The person who is credited with the promotion of this idea of one-sided semiskepticism is Sir Doktor Professor Karl Raimund Popper, who may be the only philosopher of science who is actually read and discussed by actors in the real world (though not as enthusiastically by professional philosophers)… He writes to us, not to other philosophers. “We” are the empirical decision makers who hold that uncertainty is our discipline, and that understanding how to act under conditions of incomplete information is the highest and most urgent human pursuit. [emphasis original]
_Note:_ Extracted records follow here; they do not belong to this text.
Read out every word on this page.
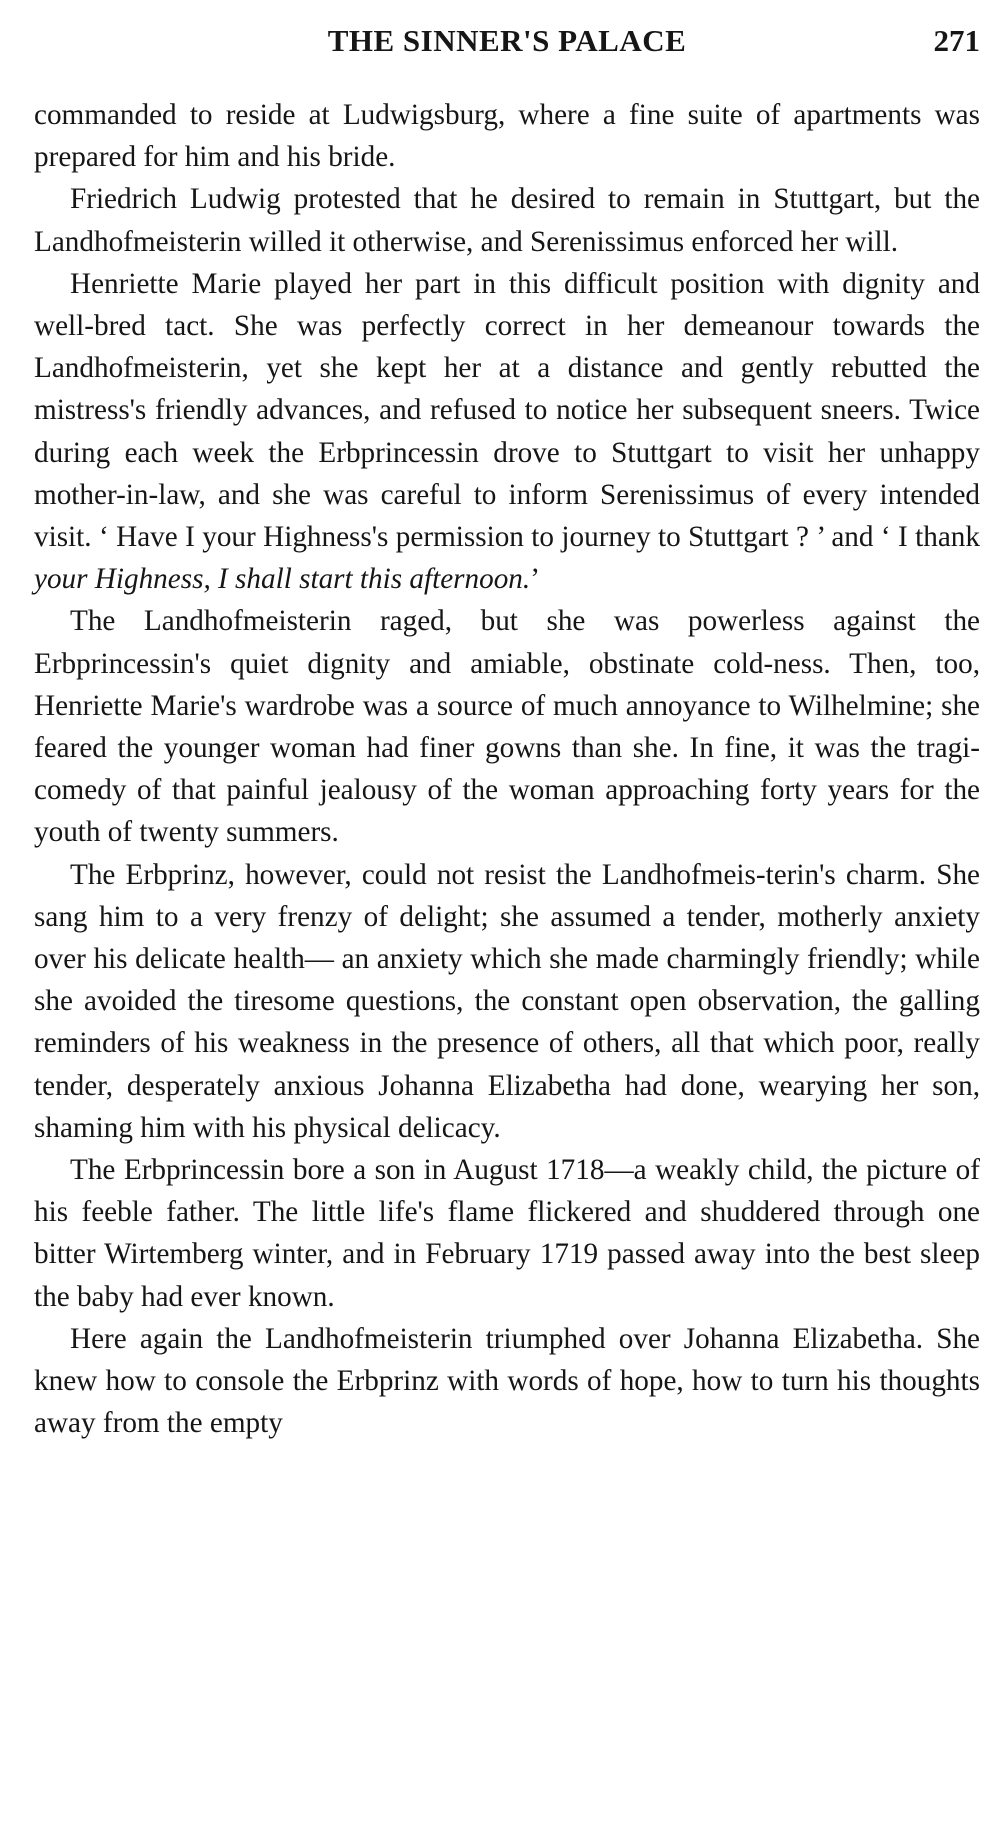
THE SINNER'S PALACE	271

commanded to reside at Ludwigsburg, where a fine suite of apartments was prepared for him and his bride.

Friedrich Ludwig protested that he desired to remain in Stuttgart, but the Landhofmeisterin willed it otherwise, and Serenissimus enforced her will.

Henriette Marie played her part in this difficult position with dignity and well-bred tact. She was perfectly correct in her demeanour towards the Landhofmeisterin, yet she kept her at a distance and gently rebutted the mistress's friendly advances, and refused to notice her subsequent sneers. Twice during each week the Erbprincessin drove to Stuttgart to visit her unhappy mother-in-law, and she was careful to inform Serenissimus of every intended visit. ‘ Have I your Highness's permission to journey to Stuttgart ? ’ and ‘ I thank your Highness, I shall start this afternoon.’

The Landhofmeisterin raged, but she was powerless against the Erbprincessin's quiet dignity and amiable, obstinate cold-ness. Then, too, Henriette Marie's wardrobe was a source of much annoyance to Wilhelmine; she feared the younger woman had finer gowns than she. In fine, it was the tragi-comedy of that painful jealousy of the woman approaching forty years for the youth of twenty summers.

The Erbprinz, however, could not resist the Landhofmeis-terin's charm. She sang him to a very frenzy of delight; she assumed a tender, motherly anxiety over his delicate health— an anxiety which she made charmingly friendly; while she avoided the tiresome questions, the constant open observation, the galling reminders of his weakness in the presence of others, all that which poor, really tender, desperately anxious Johanna Elizabetha had done, wearying her son, shaming him with his physical delicacy.

The Erbprincessin bore a son in August 1718—a weakly child, the picture of his feeble father. The little life's flame flickered and shuddered through one bitter Wirtemberg winter, and in February 1719 passed away into the best sleep the baby had ever known.

Here again the Landhofmeisterin triumphed over Johanna Elizabetha. She knew how to console the Erbprinz with words of hope, how to turn his thoughts away from the empty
It always rankles when I hear someone (who is – usually – not a tester) declare something like “We need to prove the program works.” Obviously anyone who says this has a fundamental misconception of what is actually possible. And how many times has a programmer come to you claiming that he tested his code and “the feature works” – but you discover after only a couple tests that his “tests” were within only a narrow range, outside of which the feature breaks immediately?

All The Rest

I’ve only touched on a very small part of the contents of The Black Swan, but hopefully enough to convince you that it’s required reading for software testers. I’ll close the post with short descriptions of a few of the bigger ideas in the book that I skipped:

  • Mediocristan – A metaphorical country where deviations from the median are small and relatively rare, and those deviations can’t meaningfully affect the total. Think heights and weights of people. Black Swans aren’t possible here.
  • Extremistan – A metaphorical country where Black Swans are possible, because single members of a population can affect the aggregate. Think income or book sales.
  • Ludic Fallacy – Roughly speaking, the belief that you’re dealing with a phenomenon from Mediocristan when it’s actually from Extremistan. The Ludic Fallacy is a special case of the Platonic Fallacy.
  • Narrative Fallacy – The tendency to believe or concoct explanations that fit a complicated set of historical facts because they sound plausible. Conspiracy theories are only a small facet of this. These narratives cause us to think that past events were more predictable than they actually were. We become, as Taleb puts it, “Fooled by Randomness.”
  • Silent Evidence – That part of a population that is ignored because it is “silent,” meaning either difficult or impossible to see. We see all the risk-takers who succeeded in business, but not all risk-takers who failed. The result is the logical error called survivorship bias.

*An example of this is found in the quote from GQ magazine that appears, ironically, on the front cover of the book itself: “The most prophetic voice of all.” Taleb’s point is to be wary of anyone who claims he can predict the future. He says of himself, “I know I cannot forecast.”